Congressman Cleaver hosts student loan town hall at MCC

U.S. Rep. Emanuel Cleaver scheduled his town hall on student loan debt to run for 90 minutes, but he allowed all who wanted to speak, extending the event to two hours.

U.S. Rep. Emanuel Cleaver listened intently to concerns about loan debt as students, former students and concerned community members stepped in front of microphones Aug. 2 at the Metropolitan Community College-Penn Valley Education Center.

MCC hosted the town hall, which was organized by the congressman’s office to gather information about the burden of so many who are struggling to pay off cumbersome student loan debt.  Cleaver stated that the problem is one “we can’t afford to ignore any further,” citing these numbers: About 44 million people owe nearly $1.4 trillion for the cost of their education.

About 200 people gathered to listen and provide input.

Incoming MCC student Andrew Lipker was the last person to speak.
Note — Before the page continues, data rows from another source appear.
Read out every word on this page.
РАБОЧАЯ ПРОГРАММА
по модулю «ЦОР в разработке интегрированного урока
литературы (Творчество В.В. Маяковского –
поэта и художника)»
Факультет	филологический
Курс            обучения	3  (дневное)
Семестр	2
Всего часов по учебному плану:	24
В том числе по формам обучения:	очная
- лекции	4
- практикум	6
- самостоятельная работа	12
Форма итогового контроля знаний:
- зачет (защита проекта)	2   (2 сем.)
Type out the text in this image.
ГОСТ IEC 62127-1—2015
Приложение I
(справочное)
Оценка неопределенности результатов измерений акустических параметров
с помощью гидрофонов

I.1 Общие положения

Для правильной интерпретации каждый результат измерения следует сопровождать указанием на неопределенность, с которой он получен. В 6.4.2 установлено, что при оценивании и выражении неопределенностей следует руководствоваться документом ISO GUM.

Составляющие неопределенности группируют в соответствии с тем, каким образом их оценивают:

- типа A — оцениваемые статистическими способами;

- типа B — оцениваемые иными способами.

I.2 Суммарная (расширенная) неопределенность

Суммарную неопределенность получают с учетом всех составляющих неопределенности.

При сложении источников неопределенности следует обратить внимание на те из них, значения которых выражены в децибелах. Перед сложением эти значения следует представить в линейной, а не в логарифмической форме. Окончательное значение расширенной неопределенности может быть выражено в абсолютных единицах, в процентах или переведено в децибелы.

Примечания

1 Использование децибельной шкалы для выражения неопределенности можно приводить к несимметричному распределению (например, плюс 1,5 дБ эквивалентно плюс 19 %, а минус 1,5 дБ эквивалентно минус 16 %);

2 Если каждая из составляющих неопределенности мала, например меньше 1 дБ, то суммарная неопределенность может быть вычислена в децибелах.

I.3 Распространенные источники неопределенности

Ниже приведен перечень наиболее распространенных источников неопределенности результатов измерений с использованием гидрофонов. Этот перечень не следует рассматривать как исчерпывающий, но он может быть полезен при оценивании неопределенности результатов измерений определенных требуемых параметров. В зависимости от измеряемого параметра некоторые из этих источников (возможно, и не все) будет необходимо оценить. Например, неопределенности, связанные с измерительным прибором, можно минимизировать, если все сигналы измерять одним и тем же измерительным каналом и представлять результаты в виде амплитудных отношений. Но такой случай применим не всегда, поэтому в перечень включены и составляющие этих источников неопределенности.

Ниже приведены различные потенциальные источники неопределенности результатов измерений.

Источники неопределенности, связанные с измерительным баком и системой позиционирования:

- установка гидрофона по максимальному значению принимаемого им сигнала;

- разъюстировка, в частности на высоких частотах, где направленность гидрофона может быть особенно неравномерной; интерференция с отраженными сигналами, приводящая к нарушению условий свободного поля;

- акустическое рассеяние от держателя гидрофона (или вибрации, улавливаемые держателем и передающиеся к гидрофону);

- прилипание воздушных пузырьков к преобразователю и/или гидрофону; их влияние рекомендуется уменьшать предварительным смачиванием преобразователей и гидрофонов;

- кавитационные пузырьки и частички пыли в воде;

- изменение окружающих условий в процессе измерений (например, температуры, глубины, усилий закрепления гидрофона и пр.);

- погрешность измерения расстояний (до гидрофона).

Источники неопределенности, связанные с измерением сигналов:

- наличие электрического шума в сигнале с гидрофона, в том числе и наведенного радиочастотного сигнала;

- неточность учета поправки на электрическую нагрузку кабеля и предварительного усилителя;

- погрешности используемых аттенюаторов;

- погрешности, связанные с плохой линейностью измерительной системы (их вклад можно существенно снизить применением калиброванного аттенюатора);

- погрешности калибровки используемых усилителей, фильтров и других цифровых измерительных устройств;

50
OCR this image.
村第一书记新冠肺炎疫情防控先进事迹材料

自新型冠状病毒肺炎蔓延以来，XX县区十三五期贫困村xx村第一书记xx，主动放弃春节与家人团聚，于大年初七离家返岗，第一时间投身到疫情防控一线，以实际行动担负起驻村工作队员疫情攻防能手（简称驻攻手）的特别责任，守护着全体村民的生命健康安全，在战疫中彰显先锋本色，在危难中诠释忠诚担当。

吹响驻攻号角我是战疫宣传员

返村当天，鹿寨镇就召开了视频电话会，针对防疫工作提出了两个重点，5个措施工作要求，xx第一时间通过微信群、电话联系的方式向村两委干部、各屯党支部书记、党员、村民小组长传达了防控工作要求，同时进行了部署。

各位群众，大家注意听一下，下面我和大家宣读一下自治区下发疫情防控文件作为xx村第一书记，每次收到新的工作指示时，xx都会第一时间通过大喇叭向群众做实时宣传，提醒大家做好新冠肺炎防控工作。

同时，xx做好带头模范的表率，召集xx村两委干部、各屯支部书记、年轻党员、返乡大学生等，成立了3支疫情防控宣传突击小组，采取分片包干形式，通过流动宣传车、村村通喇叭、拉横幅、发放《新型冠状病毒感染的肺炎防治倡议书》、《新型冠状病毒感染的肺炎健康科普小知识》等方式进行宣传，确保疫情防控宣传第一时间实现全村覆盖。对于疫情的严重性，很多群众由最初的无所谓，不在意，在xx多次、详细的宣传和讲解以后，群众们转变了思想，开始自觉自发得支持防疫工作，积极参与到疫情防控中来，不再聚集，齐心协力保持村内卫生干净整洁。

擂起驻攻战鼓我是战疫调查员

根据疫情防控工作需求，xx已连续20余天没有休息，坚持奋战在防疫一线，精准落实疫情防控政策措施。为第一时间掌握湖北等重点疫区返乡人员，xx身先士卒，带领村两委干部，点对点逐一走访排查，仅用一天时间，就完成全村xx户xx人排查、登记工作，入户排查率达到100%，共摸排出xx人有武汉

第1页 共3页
In the audience was incoming MCC student Andrew Lipker. He talked about how he had been enrolled in two separate four-year institutions since 2013 and because of some setbacks, he took out $50,000 in loans. Community college became a more cost-effective way for him to finish his education.

“Thankfully, I am very blessed that MCC let me in, because I am working at a place now where I can afford, barely, but I can afford seven credit hours here,” Lipker said.

“Student loans should not dictate how your life goes,” he added. He will be in MCC’s paralegal program when fall classes start Aug. 23.

His $50,000 in debt was on the low side compared to others who spoke. One woman stated that before she was clear of her loans, she would have paid 435 percent of the original loan amount for a total of half a million dollars.

Cleaver said people must speak out about student loans and ensure students are aware of what they are signing. “I’m hoping one of the things we can do tonight is break the quiet,” he said.

Cleaver talked about Congress’ responsibility to mitigate the loan crisis. “It’s our job,” he said, “and right now, we are not doing our job.”